Chen Ru, Brentnall Teresa A, Pan Sheng, Cooke Kelly, Moyes Kara White, Lane Zhaoli, Crispin David A, Goodlett David R, Aebersold Ruedi, Bronner Mary P
Division of Gastroenterology, Department of Medicine, University of Washington, Seattle, Washington 98195, USA.
Mol Cell Proteomics. 2007 Aug;6(8):1331-42. doi: 10.1074/mcp.M700072-MCP200. Epub 2007 May 12.
The effective treatment of pancreatic cancer relies on the diagnosis of the disease at an early stage, a difficult challenge. One major obstacle in the development of diagnostic biomarkers of early pancreatic cancer has been the dual expression of potential biomarkers in both chronic pancreatitis and cancer. To better understand the limitations of potential protein biomarkers, we used ICAT technology and tandem mass spectrometry-based proteomics to systematically study protein expression in chronic pancreatitis. Among the 116 differentially expressed proteins identified in chronic pancreatitis, most biological processes were responses to wounding and inflammation, a finding consistent with the underlining inflammation and tissue repair associated with chronic pancreatitis. Furthermore 40% of the differentially expressed proteins identified in chronic pancreatitis have been implicated previously in pancreatic cancer, suggesting some commonality in protein expression between these two diseases. Biological network analysis further identified c-MYC as a common prominent regulatory protein in pancreatic cancer and chronic pancreatitis. Lastly five proteins were selected for validation by Western blot and immunohistochemistry. Annexin A2 and insulin-like growth factor-binding protein 2 were overexpressed in cancer but not in chronic pancreatitis, making them promising biomarker candidates for pancreatic cancer. In addition, our study validated that cathepsin D, integrin beta1, and plasminogen were overexpressed in both pancreatic cancer and chronic pancreatitis.

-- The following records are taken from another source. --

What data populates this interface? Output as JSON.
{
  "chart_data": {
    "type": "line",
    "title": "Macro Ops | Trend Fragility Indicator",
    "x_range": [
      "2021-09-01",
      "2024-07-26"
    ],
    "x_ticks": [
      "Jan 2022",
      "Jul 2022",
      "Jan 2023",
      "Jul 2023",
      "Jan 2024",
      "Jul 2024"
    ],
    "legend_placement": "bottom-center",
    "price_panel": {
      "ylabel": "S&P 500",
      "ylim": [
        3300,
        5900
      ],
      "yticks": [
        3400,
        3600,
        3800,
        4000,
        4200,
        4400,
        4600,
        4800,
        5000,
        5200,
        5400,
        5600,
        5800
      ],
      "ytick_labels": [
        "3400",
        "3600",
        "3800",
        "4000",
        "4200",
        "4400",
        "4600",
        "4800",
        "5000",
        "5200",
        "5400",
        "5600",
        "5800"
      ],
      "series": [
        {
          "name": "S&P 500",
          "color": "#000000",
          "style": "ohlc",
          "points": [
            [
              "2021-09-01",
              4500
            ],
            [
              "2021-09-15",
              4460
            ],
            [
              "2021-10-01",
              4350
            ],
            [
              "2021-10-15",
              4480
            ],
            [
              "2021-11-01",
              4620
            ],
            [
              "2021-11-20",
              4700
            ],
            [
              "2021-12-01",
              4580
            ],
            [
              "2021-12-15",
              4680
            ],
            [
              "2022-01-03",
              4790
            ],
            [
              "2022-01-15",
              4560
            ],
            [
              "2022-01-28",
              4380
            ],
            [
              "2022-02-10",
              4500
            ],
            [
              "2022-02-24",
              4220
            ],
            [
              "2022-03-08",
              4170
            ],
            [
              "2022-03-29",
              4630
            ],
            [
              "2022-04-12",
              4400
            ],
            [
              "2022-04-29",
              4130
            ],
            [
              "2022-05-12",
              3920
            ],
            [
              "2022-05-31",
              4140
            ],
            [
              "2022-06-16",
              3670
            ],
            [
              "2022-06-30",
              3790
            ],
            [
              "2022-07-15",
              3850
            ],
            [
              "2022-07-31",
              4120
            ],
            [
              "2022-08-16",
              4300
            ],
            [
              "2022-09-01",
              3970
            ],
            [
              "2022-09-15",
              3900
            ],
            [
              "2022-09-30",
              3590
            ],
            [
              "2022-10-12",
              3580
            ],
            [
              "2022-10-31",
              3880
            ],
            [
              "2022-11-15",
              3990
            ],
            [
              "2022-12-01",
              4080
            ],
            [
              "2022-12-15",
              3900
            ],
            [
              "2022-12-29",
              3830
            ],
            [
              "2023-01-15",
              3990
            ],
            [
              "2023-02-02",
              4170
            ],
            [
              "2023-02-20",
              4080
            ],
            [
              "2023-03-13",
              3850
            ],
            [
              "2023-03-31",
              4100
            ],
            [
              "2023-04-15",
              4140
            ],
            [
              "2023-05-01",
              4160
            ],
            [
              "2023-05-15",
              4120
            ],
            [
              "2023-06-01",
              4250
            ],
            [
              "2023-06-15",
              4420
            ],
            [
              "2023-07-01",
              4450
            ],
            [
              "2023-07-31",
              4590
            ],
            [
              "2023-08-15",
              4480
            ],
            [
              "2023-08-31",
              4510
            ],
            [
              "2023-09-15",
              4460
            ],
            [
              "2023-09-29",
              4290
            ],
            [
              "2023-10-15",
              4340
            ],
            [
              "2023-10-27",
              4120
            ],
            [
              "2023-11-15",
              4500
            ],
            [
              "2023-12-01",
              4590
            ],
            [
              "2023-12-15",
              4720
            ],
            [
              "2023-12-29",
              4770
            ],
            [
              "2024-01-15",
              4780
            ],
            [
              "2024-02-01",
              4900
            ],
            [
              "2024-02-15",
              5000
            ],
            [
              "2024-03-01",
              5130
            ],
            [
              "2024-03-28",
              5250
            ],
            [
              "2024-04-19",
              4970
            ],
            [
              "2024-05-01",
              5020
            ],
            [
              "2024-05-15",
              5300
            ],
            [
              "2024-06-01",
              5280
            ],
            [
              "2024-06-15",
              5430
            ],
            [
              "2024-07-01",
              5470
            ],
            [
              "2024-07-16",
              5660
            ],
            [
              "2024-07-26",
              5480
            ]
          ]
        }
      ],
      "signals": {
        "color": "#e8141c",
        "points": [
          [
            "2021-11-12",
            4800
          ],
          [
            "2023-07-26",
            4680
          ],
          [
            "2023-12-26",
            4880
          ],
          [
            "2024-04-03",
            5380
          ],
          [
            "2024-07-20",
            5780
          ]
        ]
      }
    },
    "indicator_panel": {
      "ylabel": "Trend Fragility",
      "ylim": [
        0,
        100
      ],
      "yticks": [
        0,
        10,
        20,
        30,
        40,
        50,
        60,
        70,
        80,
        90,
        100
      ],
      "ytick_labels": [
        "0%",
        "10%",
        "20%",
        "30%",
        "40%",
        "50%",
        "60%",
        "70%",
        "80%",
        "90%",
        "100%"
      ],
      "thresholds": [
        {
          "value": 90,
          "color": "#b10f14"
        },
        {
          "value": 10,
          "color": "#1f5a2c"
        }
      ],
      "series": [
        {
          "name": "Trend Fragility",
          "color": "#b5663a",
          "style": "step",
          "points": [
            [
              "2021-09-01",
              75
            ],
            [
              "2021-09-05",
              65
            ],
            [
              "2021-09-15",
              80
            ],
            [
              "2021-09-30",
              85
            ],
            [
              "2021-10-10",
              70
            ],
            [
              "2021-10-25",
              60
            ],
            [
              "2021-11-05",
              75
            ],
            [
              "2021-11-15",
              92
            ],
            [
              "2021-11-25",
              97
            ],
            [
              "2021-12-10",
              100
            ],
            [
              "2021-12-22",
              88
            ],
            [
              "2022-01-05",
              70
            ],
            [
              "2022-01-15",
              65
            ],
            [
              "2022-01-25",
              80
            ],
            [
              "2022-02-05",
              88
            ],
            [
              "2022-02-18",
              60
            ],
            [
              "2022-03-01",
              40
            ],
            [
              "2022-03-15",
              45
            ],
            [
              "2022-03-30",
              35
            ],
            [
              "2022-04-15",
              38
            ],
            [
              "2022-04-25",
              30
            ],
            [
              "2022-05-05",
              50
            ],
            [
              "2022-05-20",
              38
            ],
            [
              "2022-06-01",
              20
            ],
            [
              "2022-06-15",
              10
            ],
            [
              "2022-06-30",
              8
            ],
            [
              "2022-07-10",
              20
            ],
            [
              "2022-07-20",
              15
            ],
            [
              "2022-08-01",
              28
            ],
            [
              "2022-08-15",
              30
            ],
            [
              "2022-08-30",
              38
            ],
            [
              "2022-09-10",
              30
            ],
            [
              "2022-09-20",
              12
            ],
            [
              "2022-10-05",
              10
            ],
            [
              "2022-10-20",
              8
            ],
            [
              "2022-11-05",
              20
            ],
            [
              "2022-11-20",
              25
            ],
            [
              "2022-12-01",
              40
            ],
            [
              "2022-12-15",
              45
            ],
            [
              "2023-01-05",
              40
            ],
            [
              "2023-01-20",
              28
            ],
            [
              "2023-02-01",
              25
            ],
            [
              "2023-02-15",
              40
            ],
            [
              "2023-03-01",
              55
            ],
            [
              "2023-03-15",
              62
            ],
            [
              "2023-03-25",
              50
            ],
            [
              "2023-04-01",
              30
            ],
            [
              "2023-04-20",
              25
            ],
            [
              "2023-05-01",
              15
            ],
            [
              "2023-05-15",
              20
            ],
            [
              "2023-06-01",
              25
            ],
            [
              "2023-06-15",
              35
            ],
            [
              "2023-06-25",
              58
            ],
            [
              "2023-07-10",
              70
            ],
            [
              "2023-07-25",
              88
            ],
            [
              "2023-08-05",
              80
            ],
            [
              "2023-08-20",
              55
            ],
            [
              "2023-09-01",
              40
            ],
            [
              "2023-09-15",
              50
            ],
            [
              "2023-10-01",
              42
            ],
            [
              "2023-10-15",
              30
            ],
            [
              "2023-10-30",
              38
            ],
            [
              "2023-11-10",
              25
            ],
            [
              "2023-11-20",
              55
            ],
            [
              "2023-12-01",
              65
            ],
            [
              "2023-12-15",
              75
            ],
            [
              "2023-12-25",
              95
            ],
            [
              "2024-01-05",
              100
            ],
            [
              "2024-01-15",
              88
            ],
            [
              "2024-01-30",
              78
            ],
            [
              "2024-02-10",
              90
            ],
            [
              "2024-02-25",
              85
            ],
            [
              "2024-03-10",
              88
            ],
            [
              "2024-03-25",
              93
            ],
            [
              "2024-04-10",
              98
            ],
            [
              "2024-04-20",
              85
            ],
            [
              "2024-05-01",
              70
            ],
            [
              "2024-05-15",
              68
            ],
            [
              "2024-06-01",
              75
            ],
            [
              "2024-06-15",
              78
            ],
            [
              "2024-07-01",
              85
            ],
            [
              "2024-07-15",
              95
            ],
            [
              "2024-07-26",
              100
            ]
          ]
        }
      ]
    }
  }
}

The positive involvement of these proteins in chronic pancreatitis and pancreatic cancer will potentially lower the specificity of these proteins as biomarker candidates for pancreatic cancer. Altogether our study provides some insights into the molecular events in chronic pancreatitis that may lead to diverse strategies for diagnosis and treatment of these diseases.
胰腺癌的有效治疗依赖于疾病的早期诊断,这是一项艰巨的挑战。早期胰腺癌诊断生物标志物开发中的一个主要障碍是潜在生物标志物在慢性胰腺炎和癌症中均有表达。为了更好地理解潜在蛋白质生物标志物的局限性,我们使用同位素标记相对和绝对定量(ICAT)技术以及基于串联质谱的蛋白质组学方法,系统地研究了慢性胰腺炎中的蛋白质表达。在慢性胰腺炎中鉴定出的116种差异表达蛋白中,大多数生物学过程是对创伤和炎症的反应,这一发现与慢性胰腺炎相关的潜在炎症和组织修复一致。此外,在慢性胰腺炎中鉴定出的差异表达蛋白中有40%先前已被认为与胰腺癌有关,这表明这两种疾病在蛋白质表达上存在一些共性。生物网络分析进一步确定c-MYC是胰腺癌和慢性胰腺炎中共同的突出调节蛋白。最后选择了5种蛋白通过蛋白质免疫印迹法和免疫组织化学法进行验证。膜联蛋白A2和胰岛素样生长因子结合蛋白2在癌症中过表达,但在慢性胰腺炎中未过表达,这使其成为胰腺癌有前景的生物标志物候选物。此外,我们的研究证实组织蛋白酶D、整合素β1和纤溶酶原在胰腺癌和慢性胰腺炎中均过表达。这些蛋白在慢性胰腺炎和胰腺癌中的阳性参与可能会降低这些蛋白作为胰腺癌生物标志物候选物的特异性。总之,我们的研究为慢性胰腺炎中的分子事件提供了一些见解,这可能会带来针对这些疾病的诊断和治疗的多种策略。